日日古本屋

岐阜の古書店・徒然舎店主の日乗です

9月11日(月)

一昨日は最悪、昨日は悪、今日はやや悪。いったん「ちょい悪」まで持ち直していただけに、一昨日の「最悪」はメンタル的にも堪えてしまった。なんでこんなことになるんだよ。明日にはなんとかなっててくれよ、と願いながら、とにかく早く寝た。それで今日は、やや悪。まあ、マシな方か。

朝礼のあと、倉庫の契約に。重要事項説明を受け、契約書に押印していく。久しぶりにこういうことをやったが、まだやっぱり少し緊張はする。契約の後、現地であらためて物件確認。雨が降ってきていたので、内見の時にはわからなかった僅かな雨の染み出しを見つけ、対処してもらうことになる。今週中には鍵を受け取る。倉庫の広さも家賃も数倍になる。例によってわたしの胸には特に金銭面での不安が押し寄せてきているが、今は理性での判断が感情の波に負けるタイミングだとわかっているので、とにかく考えるのを食い止める。大丈夫、大丈夫、と言い聞かせる。

夜の鵜飼をキャンセルして食事会に変更したので、何かデザートでもと駅に向かう。ひとまずお昼も済ませてしまおう、とサイゼリヤへ。高齢の方がひとりでじっくりランチを食べていたり、あちこちピアスをした中高生男子グループが時おり音楽を流して通路で本気でダンスしたり、南米?の男性4人が再会を祝すように楽しげに話していたり、駅のファミレスらしい様相を感じながら食べ終えたら、あちこちから電話が掛かっているので早く帰ってきてほしい、と連絡があり、慌てて店を出る。31のつもりだったが注文がまどろっこしいので不二家でシューアイスを買って戻る。

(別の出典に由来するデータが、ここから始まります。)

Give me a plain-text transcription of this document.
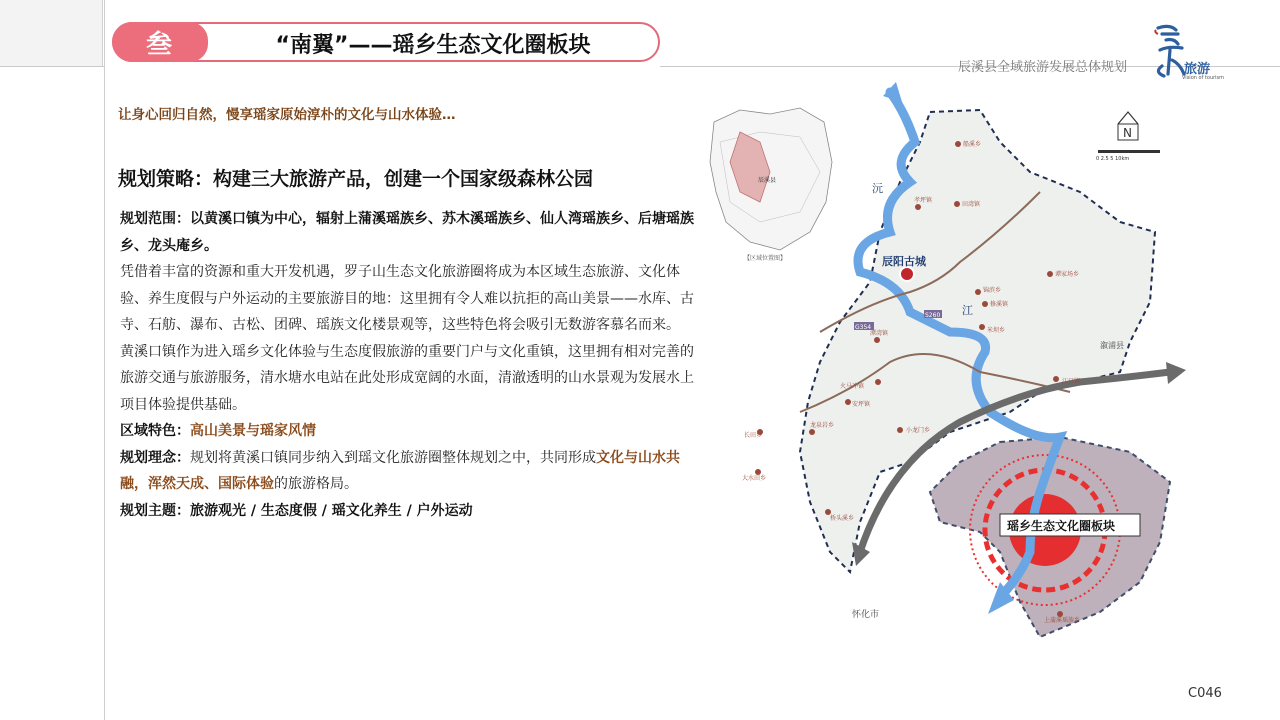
叁	“南翼”——瑶乡生态文化圈板块
辰溪县全域旅游发展总体规划	旅游
Vision of tourism
让身心回归自然，慢享瑶家原始淳朴的文化与山水体验…
规划策略：构建三大旅游产品，创建一个国家级森林公园

规划范围：以黄溪口镇为中心，辐射上蒲溪瑶族乡、苏木溪瑶族乡、仙人湾瑶族乡、后塘瑶族乡、龙头庵乡。

凭借着丰富的资源和重大开发机遇，罗子山生态文化旅游圈将成为本区域生态旅游、文化体验、养生度假与户外运动的主要旅游目的地：这里拥有令人难以抗拒的高山美景——水库、古寺、石舫、瀑布、古松、团碑、瑶族文化楼景观等，这些特色将会吸引无数游客慕名而来。

黄溪口镇作为进入瑶乡文化体验与生态度假旅游的重要门户与文化重镇，这里拥有相对完善的旅游交通与旅游服务，清水塘水电站在此处形成宽阔的水面，清澈透明的山水景观为发展水上项目体验提供基础。

区域特色：高山美景与瑶家风情

规划理念：规划将黄溪口镇同步纳入到瑶文化旅游圈整体规划之中，共同形成文化与山水共融，浑然天成、国际体验的旅游格局。

规划主题：旅游观光 / 生态度假 / 瑶文化养生 / 户外运动

辰阳古城
沅
江
瑶乡生态文化圈板块
溆浦县
怀化市
船溪乡
孝坪镇
田湾镇
修溪镇
潭湾镇
锦滨乡
谭家场乡
米坝乡
火马冲镇
龙泉岩乡
小龙门乡
安坪镇
大水田乡
桥头溪乡
长田乡
江口镇
上蒲溪瑶族乡
G354
S260
辰溪县
【区域位置图】
N
0 2.5 5 10km
C046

わたしへの電話は、高校時代の演劇部の先輩からだった。大学で教授の秘書をされている先輩から、数年ぶりの連絡。退官される先生の、ご蔵書整理について。そこから話は広がり、研究室のお片付けのお話やら近況報告やらで30分近く話してしまう。お客様と話しているような内容だけど、相手は30年前の芝居の役名で呼んでしまう人、という不思議な時間。

ブログ読んでたら心配になっちゃって、元気?、と、先輩に思いがけなく言われる。やっぱりあんまり体調のこと書かない方がいいかなあ…とも思うけれど(いつも迷いながら書く)、更年期障害の記録かつ誰かの気休めになったらいいなあと思って、書いている。

f:id:tsurezuresha-diary:20230912012345j:image以前よりみっしりと

17時に閉店。断続的に雨も降り出し、お客様も人通りもないので、心置きなく閉店できて複雑。週終わりの現金合わせをしている間に、みんながいろいろ準備してくれる。18時に2階へ行くと、ちょうど育休中のスタッフBさんがきてくれたところだった。2ヶ月ぶりに会った彼女は元気そうで、にこにこしていて、そのことだけで、わぁ、と嬉しくなった。お弁当と徒然舎トートと先月の給与明細を渡し、いまのフルメンバー10人全員で記念写真を撮る。

掛け持ちや学生のアルバイトさんもいて、そしてコロナだったので、こうしてフルメンバーが揃ったのは、本当に初めてのこと。それぞれに、いつも一緒に働いているスタッフさんたちだけれど、一堂に会してわいわい写真を撮れているんだと思うと、こみあげるものがある。古本屋をやろう、と、小さく心に決めたあの日から15年経って、こんな日が来るなんて。

鵜飼観覧船で食べるはずだったお弁当は思っていた以上に豪華で、どの料理も美味しかった。鵜飼に夢中で何気なく食べちゃうにはもったいないお弁当でしたよ、と言ってくれて、なんだか救われる。結果的にBさんにも会えてよかったし、雨でよかった、と太閤堂も言う。こんなふうに、うまくいかないことや嫌なことや大変なことも、なんだかみんなで乗り越えてきたよね。なんて、大仰なことまで思ってしまうくらい、心に沁みる時間だった。20時半、手を振ってみんなを見送る。いい夜だったな。